Portando avanti un trend che ha preso il via all’inizio del 2021, le partecipazioni cinesi di titoli di stato Usa sono scese, di fatto, a $980,8 miliardi, in calo di quasi $23 miliardi rispetto al mese di aprile e in flessione di quasi $100 miliardi, o del 9%, su base annua. E’ la prima volta dal maggio del 2010 che le quote cinesi in debito Usa scendono sotto la soglia di $1 trilione. E’ il Giappone ora il principale detentore di debito Usa.

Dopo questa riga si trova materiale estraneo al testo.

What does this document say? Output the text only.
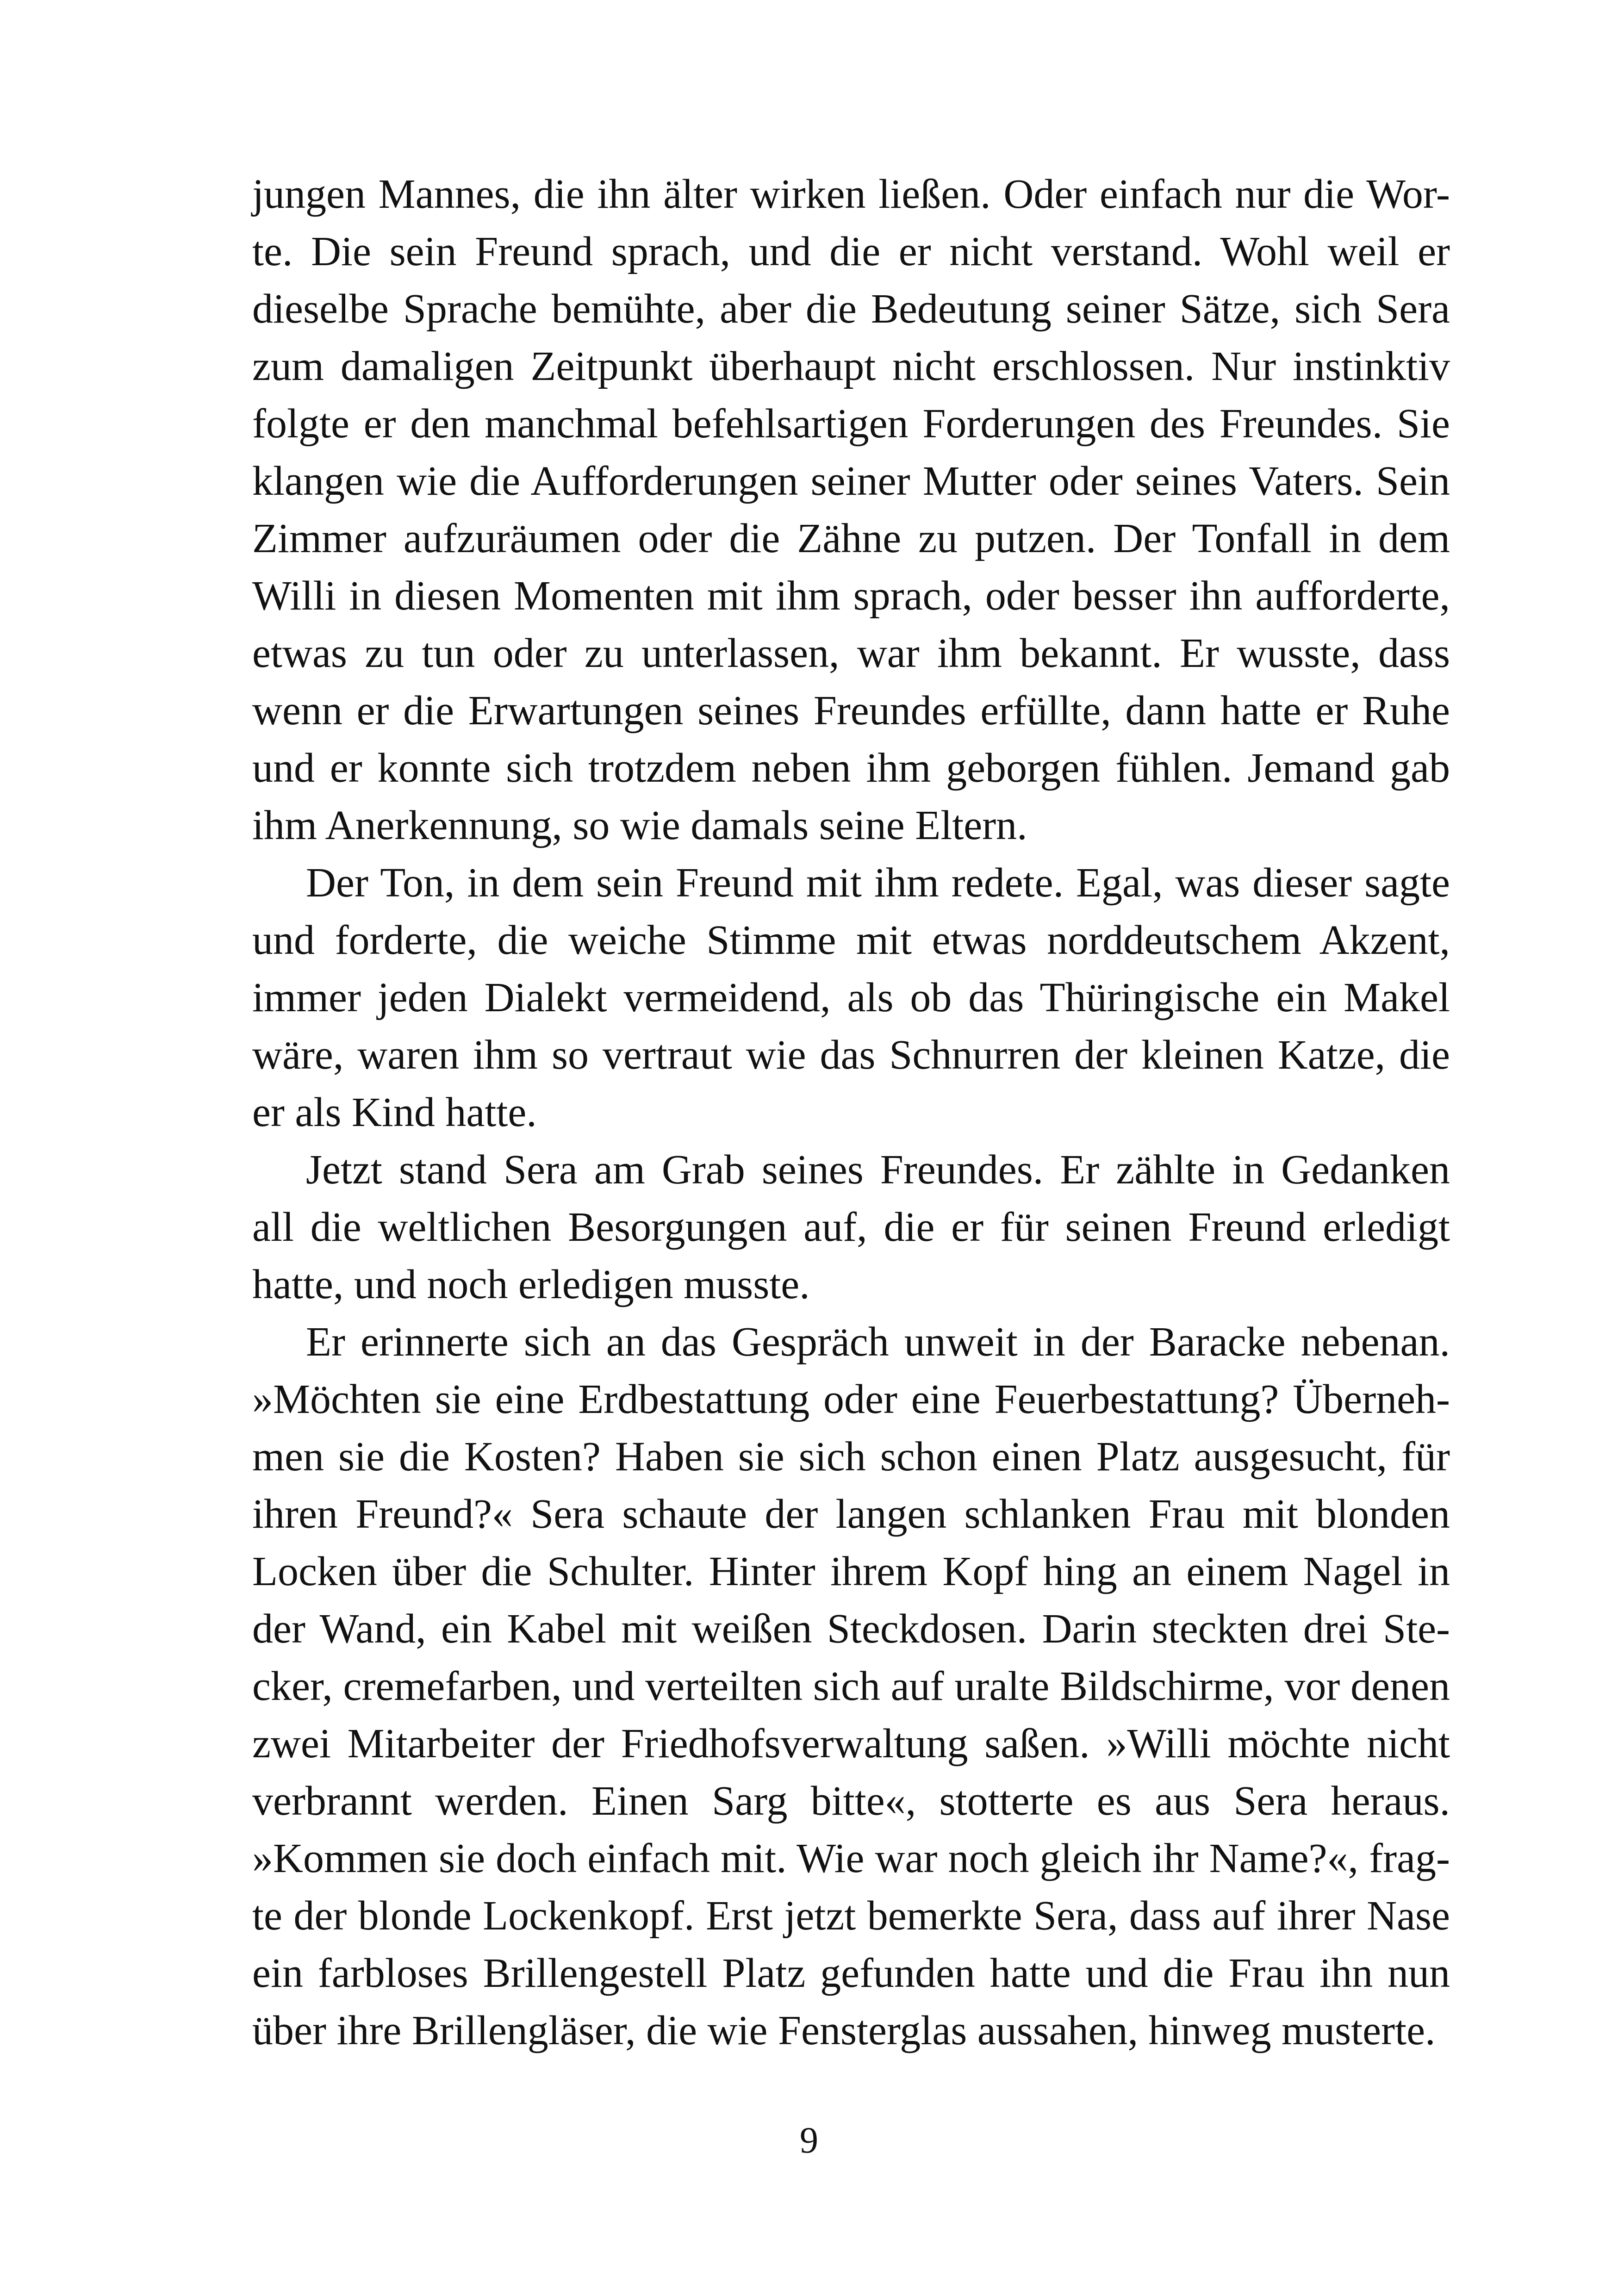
jungen Mannes, die ihn älter wirken ließen. Oder einfach nur die Wor-
te. Die sein Freund sprach, und die er nicht verstand. Wohl weil er
dieselbe Sprache bemühte, aber die Bedeutung seiner Sätze, sich Sera
zum damaligen Zeitpunkt überhaupt nicht erschlossen. Nur instinktiv
folgte er den manchmal befehlsartigen Forderungen des Freundes. Sie
klangen wie die Aufforderungen seiner Mutter oder seines Vaters. Sein
Zimmer aufzuräumen oder die Zähne zu putzen. Der Tonfall in dem
Willi in diesen Momenten mit ihm sprach, oder besser ihn aufforderte,
etwas zu tun oder zu unterlassen, war ihm bekannt. Er wusste, dass
wenn er die Erwartungen seines Freundes erfüllte, dann hatte er Ruhe
und er konnte sich trotzdem neben ihm geborgen fühlen. Jemand gab
ihm Anerkennung, so wie damals seine Eltern.
Der Ton, in dem sein Freund mit ihm redete. Egal, was dieser sagte
und forderte, die weiche Stimme mit etwas norddeutschem Akzent,
immer jeden Dialekt vermeidend, als ob das Thüringische ein Makel
wäre, waren ihm so vertraut wie das Schnurren der kleinen Katze, die
er als Kind hatte.
Jetzt stand Sera am Grab seines Freundes. Er zählte in Gedanken
all die weltlichen Besorgungen auf, die er für seinen Freund erledigt
hatte, und noch erledigen musste.
Er erinnerte sich an das Gespräch unweit in der Baracke nebenan.
»Möchten sie eine Erdbestattung oder eine Feuerbestattung? Überneh-
men sie die Kosten? Haben sie sich schon einen Platz ausgesucht, für
ihren Freund?« Sera schaute der langen schlanken Frau mit blonden
Locken über die Schulter. Hinter ihrem Kopf hing an einem Nagel in
der Wand, ein Kabel mit weißen Steckdosen. Darin steckten drei Ste-
cker, cremefarben, und verteilten sich auf uralte Bildschirme, vor denen
zwei Mitarbeiter der Friedhofsverwaltung saßen. »Willi möchte nicht
verbrannt werden. Einen Sarg bitte«, stotterte es aus Sera heraus.
»Kommen sie doch einfach mit. Wie war noch gleich ihr Name?«, frag-
te der blonde Lockenkopf. Erst jetzt bemerkte Sera, dass auf ihrer Nase
ein farbloses Brillengestell Platz gefunden hatte und die Frau ihn nun
über ihre Brillengläser, die wie Fensterglas aussahen, hinweg musterte.
9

A proposito di Treasuries Usa, la curva dei rendimenti del tratto 2-10 anni rimane invertita, fattore che contribuisce a innervosire ulteriormente gli investitori, visto che l’inversione del tratto viene considerata tradizionalmente fenomeno che anticipa l’arrivo di una recessione. I tassi dei Treasuries decennali sono in rialzo al 3,004%, riagguantando la soglia del 3%, a fronte del 3,174% dei tassi a due anni.